About 50 teenagers crammed into the already crowded room. Some chanted for their pals to continue, despite pangs from foul-tasting foods such as squid or cod liver.
"A lot of these kids are already regulars," Banker said.
The library has seen growth in the number of young people who visit after school. It's right down the hill from Dalton Intermediate and Radford High schools. Youths such as Judith stop by to finish homework while they wait for their parents or to use the Internet connection, Banker said.
Across the Roanoke Valley, libraries have always been popular spots, regardless of any stigma, said Paula Alston, director of the neighboring Montgomery/Floyd Regional Library system. Those nearest schools are the most hopping, she said.
But competing in contests such as Radford's beats craftmaking and story time, said 15-year-old Alex Fore, who ditched the contest after eating a cold, hard-boiled duck's egg. The egg's melon-colored center was the final stretch for his stomach.
Judith persisted, downing anchovies, seaweed and jellyfish.

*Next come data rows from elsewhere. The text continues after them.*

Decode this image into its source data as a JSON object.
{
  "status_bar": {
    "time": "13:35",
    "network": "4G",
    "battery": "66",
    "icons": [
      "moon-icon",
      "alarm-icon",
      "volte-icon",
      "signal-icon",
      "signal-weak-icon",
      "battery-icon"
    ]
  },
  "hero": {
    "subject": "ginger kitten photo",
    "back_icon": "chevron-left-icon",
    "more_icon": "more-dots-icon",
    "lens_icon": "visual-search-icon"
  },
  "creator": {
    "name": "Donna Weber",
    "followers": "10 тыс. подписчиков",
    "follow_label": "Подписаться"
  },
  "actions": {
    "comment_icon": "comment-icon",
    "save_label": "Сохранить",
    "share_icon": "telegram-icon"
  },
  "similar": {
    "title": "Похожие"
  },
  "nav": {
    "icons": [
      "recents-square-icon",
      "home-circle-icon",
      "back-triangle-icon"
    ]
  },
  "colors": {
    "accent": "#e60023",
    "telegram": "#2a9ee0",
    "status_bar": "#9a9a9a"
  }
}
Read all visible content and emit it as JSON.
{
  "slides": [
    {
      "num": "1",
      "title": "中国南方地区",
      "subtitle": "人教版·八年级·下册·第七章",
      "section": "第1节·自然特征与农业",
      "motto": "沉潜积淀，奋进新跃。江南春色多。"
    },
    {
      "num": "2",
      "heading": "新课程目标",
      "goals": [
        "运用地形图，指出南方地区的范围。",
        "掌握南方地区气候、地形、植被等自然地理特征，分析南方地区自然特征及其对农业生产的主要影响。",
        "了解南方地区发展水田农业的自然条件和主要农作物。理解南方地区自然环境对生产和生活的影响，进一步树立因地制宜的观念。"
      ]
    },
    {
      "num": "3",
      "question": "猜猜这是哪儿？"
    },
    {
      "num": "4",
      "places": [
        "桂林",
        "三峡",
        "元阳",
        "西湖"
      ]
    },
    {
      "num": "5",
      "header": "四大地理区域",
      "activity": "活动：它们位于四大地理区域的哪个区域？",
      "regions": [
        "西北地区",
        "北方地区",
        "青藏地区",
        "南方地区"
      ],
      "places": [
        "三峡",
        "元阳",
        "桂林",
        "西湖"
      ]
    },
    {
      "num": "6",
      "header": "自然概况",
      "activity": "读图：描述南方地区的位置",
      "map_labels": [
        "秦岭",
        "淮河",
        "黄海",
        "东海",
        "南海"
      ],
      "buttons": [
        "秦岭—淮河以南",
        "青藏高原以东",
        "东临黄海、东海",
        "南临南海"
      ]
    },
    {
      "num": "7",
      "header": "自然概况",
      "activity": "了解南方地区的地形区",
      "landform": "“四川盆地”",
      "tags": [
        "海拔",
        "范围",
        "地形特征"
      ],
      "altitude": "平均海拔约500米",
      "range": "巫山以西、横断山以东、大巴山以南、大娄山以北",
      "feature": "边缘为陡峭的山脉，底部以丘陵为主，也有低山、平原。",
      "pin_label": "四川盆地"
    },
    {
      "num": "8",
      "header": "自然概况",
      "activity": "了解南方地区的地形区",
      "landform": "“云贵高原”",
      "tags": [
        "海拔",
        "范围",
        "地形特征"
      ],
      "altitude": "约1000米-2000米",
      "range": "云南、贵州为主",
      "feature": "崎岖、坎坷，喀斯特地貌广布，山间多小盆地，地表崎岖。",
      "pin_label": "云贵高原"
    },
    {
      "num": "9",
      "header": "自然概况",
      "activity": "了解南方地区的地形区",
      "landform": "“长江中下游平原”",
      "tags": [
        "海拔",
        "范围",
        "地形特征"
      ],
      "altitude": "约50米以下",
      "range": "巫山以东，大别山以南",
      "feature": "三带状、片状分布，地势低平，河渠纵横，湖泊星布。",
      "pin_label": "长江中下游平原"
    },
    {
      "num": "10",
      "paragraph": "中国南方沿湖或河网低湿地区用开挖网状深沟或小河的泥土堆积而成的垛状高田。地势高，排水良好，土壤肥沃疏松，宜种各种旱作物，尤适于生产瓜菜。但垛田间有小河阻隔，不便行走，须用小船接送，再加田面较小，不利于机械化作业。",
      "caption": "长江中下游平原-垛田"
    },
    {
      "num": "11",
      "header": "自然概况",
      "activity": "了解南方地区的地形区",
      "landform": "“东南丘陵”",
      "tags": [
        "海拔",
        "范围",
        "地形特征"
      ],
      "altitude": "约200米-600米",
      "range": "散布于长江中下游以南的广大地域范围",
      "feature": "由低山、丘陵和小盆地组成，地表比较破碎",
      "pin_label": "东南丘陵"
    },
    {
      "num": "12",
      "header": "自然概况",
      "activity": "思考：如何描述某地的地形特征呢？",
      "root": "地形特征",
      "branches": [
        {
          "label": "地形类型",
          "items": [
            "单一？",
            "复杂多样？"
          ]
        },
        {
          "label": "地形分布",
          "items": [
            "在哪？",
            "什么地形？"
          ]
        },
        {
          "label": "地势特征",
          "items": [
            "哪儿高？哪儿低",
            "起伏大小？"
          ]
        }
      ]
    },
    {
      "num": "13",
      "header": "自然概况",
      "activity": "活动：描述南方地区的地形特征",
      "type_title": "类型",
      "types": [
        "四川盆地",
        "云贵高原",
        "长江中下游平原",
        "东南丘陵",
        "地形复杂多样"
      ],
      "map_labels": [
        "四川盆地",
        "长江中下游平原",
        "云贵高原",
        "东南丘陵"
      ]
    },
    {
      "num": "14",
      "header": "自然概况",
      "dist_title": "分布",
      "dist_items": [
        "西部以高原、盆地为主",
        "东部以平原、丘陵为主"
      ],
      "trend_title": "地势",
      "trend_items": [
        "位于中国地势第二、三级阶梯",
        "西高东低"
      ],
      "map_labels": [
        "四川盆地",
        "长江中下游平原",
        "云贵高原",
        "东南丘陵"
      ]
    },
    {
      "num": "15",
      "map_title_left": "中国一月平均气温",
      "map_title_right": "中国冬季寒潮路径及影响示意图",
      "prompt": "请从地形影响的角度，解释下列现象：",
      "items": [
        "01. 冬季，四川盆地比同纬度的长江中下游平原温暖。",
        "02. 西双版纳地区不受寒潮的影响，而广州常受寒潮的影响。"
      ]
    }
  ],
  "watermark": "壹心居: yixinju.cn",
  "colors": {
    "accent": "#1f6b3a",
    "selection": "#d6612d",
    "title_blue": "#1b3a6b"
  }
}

The final test was Banker's specialty — a shake made from carrot and lemon juices, habanero pepper sauce and hemp milk.
Judith and 18-year-old Ben Walker raced to finish the drink through a straw while opposing sides of the room chanted their names. With one more chug left for Judith, Walker grabbed the prize — a $20 gift certificate for video games.
"Just chew it fast, swallow and don't taste," was his secret.
Still, Julia and her steel stomach survived, with her smiling the whole way.